Still, he relishes racing over here and should be a serious contender for the Rochester International Classic on Sunday, the seventh of the 10 World Cup races this year.
"They understand the sport in Italy and realise that we are serious and dedicated athletes," he said yesterday from his converted farmhouse in Tuscany, where he was resting before travelling to England today. "You don't get that in the UK - although it seems to have changed in the last few years."
Sciandri was born in Derby in 1967, of a British mother and Italian father, moving to Bournemouth when he was a baby. At the age of nine he moved with his father to Viareggio, on the Tuscan coast, and spent the rest of his childhood moving "backwards and forwards" between England and Italy. But that, he says, was fine: "It's always good to keep another door open."
He began racing almost as soon as he moved to Italy, and had a fair amount of success, but as he got older and developed international aspirations, he found himself being consistently passed over by the Italian selectors, both as an amateur and a professional. So in 1995 he put his British passport to good use, and bringing back a road race medal from Atlanta last year made it worthwhile.
As well as winning the Tour of Britain in 1992, Sciandri is also part of that exalted company of cyclists with a stage win on the Tour de France to their name. He took the sprint into St Etienne in 1995, and finished the race in his highest-ever position, 47th. He had a slightly disappointing 1997 Tour, however, though he finished in a respectable 67th, two hours and 42 minutes behind the winner, the awesome Jan Ullrich.
"I had a few problems with the Tour this year," he says. "I had a problem with a tendon in my leg so it wasn't super for me. I was happy just to get to Paris. I came home after to take care of the problem, and now I can concentrate on racing - the World Championships are my big goal this year."
Sciandri will be doing the road race at the World Championships, in San Sebastian, Spain, in October. In last year's he finished back in 45th place, but to compensate there was the medal in Atlanta - Britain's first Olympic road race medal since 1956.
He also has a good record in the predecessor to the Rochester, the Leeds Classic, winning it in 1995 and coming second last year.

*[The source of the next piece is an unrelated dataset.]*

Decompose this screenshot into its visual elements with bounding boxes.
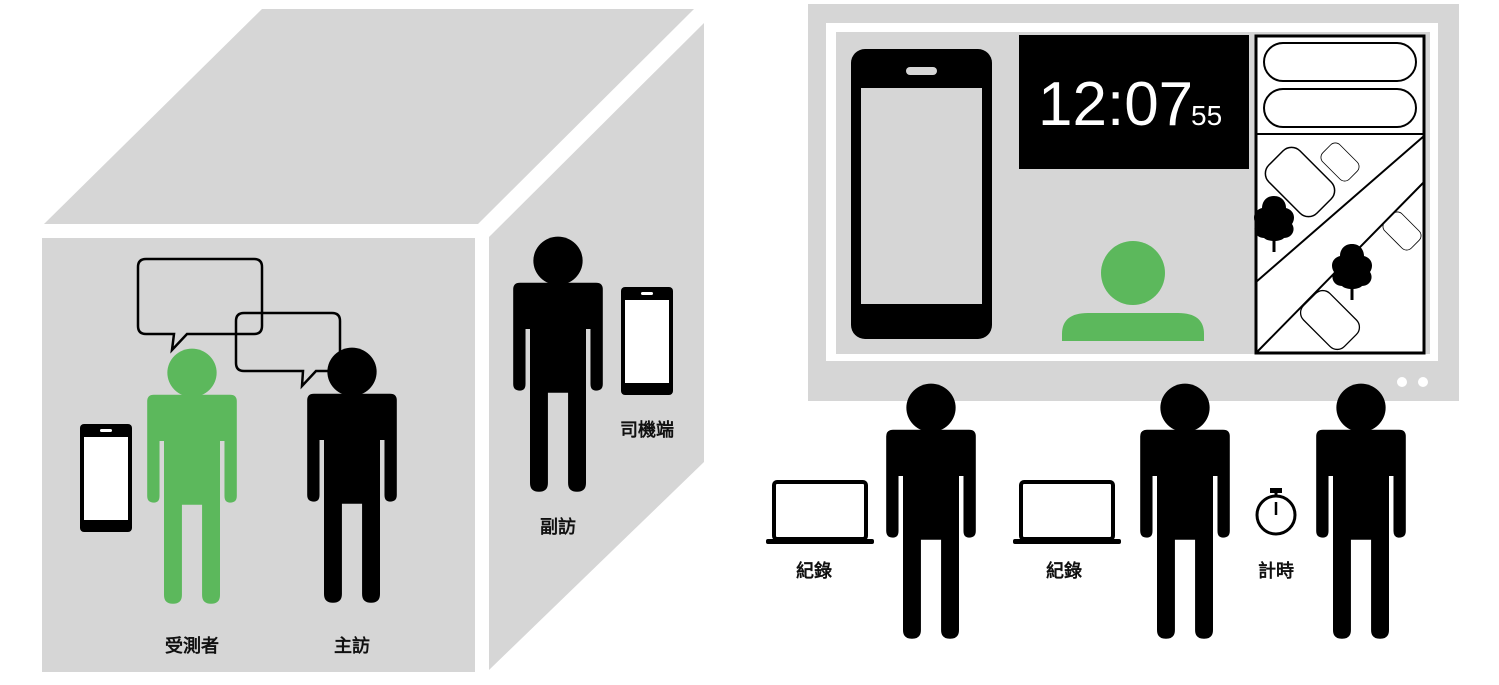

He liked the old Leeds course: "It was hard, not too hard, but hard enough to break up the field."
The Rochester course, which is largely flat, will present different problems. "It's got a very large field and the Kent roads are very tight, so we're hoping it's going to be a windy day, because it will split the field up," the race director, Alan Rushton, said.

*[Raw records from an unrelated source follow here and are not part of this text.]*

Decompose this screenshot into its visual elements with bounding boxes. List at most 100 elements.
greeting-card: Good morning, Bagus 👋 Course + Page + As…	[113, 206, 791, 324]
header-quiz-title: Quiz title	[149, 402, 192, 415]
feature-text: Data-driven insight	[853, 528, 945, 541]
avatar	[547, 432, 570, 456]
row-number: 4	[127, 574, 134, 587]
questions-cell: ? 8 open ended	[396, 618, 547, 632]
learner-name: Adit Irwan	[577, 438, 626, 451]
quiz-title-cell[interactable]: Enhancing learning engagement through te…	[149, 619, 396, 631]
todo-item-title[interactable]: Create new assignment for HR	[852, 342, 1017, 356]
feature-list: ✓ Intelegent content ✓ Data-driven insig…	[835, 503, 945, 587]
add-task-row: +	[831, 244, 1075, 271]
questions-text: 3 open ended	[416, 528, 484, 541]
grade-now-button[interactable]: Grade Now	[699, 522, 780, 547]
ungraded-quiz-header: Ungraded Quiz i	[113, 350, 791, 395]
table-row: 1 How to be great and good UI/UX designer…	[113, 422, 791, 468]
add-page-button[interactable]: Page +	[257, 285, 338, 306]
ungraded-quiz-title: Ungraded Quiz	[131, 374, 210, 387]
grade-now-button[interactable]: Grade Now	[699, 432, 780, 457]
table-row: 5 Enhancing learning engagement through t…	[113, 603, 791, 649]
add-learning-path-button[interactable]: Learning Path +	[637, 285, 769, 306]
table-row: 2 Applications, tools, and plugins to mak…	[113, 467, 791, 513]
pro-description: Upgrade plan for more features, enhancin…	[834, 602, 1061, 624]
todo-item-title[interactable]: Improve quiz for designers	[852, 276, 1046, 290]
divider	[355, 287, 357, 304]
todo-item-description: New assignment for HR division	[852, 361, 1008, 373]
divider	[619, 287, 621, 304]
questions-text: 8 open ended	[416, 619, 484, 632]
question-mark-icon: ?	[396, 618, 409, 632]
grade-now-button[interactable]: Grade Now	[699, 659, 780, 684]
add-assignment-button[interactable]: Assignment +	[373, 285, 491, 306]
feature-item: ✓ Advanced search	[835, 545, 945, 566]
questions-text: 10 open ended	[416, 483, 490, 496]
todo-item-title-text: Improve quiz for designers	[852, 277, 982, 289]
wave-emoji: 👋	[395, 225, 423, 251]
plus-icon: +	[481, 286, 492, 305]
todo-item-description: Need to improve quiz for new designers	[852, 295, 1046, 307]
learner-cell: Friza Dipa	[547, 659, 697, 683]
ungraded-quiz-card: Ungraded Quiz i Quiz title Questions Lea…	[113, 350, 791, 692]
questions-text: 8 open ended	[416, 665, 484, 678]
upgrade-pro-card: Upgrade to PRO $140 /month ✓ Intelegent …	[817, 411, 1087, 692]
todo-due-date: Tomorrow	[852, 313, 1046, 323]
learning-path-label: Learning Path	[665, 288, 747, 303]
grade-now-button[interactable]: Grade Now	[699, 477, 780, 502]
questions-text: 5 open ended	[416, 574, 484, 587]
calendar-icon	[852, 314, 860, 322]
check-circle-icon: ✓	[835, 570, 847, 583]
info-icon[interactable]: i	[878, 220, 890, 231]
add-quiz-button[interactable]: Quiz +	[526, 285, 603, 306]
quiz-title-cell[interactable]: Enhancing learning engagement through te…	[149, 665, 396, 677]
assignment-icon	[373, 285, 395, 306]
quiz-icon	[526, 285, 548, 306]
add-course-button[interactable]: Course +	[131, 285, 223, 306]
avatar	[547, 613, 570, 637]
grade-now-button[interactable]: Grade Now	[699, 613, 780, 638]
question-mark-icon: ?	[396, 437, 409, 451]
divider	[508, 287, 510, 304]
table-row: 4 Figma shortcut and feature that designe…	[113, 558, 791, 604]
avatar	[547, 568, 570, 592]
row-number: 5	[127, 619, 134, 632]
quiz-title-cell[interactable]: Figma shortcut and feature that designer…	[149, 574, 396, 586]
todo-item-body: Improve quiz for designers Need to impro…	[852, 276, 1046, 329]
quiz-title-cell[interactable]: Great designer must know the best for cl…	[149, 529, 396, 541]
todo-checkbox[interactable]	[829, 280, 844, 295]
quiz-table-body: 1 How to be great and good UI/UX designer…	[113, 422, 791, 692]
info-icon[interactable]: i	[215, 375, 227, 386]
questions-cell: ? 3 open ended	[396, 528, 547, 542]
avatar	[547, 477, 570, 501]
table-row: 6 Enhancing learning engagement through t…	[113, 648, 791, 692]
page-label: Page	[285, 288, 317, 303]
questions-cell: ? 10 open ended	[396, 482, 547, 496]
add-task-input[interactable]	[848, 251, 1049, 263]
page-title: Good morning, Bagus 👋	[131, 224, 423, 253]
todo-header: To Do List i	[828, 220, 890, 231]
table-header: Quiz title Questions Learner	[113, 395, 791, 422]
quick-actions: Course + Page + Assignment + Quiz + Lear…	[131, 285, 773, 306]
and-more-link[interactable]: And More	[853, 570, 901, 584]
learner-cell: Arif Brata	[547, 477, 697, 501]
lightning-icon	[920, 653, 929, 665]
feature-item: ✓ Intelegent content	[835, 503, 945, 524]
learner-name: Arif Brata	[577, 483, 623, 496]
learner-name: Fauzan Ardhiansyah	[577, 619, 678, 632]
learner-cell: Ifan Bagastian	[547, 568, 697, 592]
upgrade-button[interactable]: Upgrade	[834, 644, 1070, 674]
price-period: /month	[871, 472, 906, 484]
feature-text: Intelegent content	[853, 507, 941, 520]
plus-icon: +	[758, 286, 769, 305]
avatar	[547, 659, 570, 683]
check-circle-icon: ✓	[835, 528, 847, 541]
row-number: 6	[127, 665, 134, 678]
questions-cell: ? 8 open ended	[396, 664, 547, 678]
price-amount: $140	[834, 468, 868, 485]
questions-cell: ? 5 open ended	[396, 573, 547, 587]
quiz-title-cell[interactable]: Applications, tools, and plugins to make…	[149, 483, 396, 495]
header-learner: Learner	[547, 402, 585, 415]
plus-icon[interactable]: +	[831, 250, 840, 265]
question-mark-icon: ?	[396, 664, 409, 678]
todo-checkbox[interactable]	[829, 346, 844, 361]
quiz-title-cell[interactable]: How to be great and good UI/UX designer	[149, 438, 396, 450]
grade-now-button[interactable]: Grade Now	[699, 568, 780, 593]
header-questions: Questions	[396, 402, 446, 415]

Flat courses are not entirely to Sciandri's liking, and the Anglo-Italian was not going overboard about his chances of victory on roads unknown to him. "I'm just looking forward to seeing the course," he said. "It's something new, so it's going to be difficult to have a race plan. Because it's a very flat race there'll probably be a field sprint, which won't be too good for me, but we'll see."
His Les Francaises des Jeux team will not be working for him alone tomorrow, unfortunately. "We don't usually work for one person only," he said. "We usually go for a couple of riders, but with it being so flat, maybe they'll help me out - we'll see, we'll see."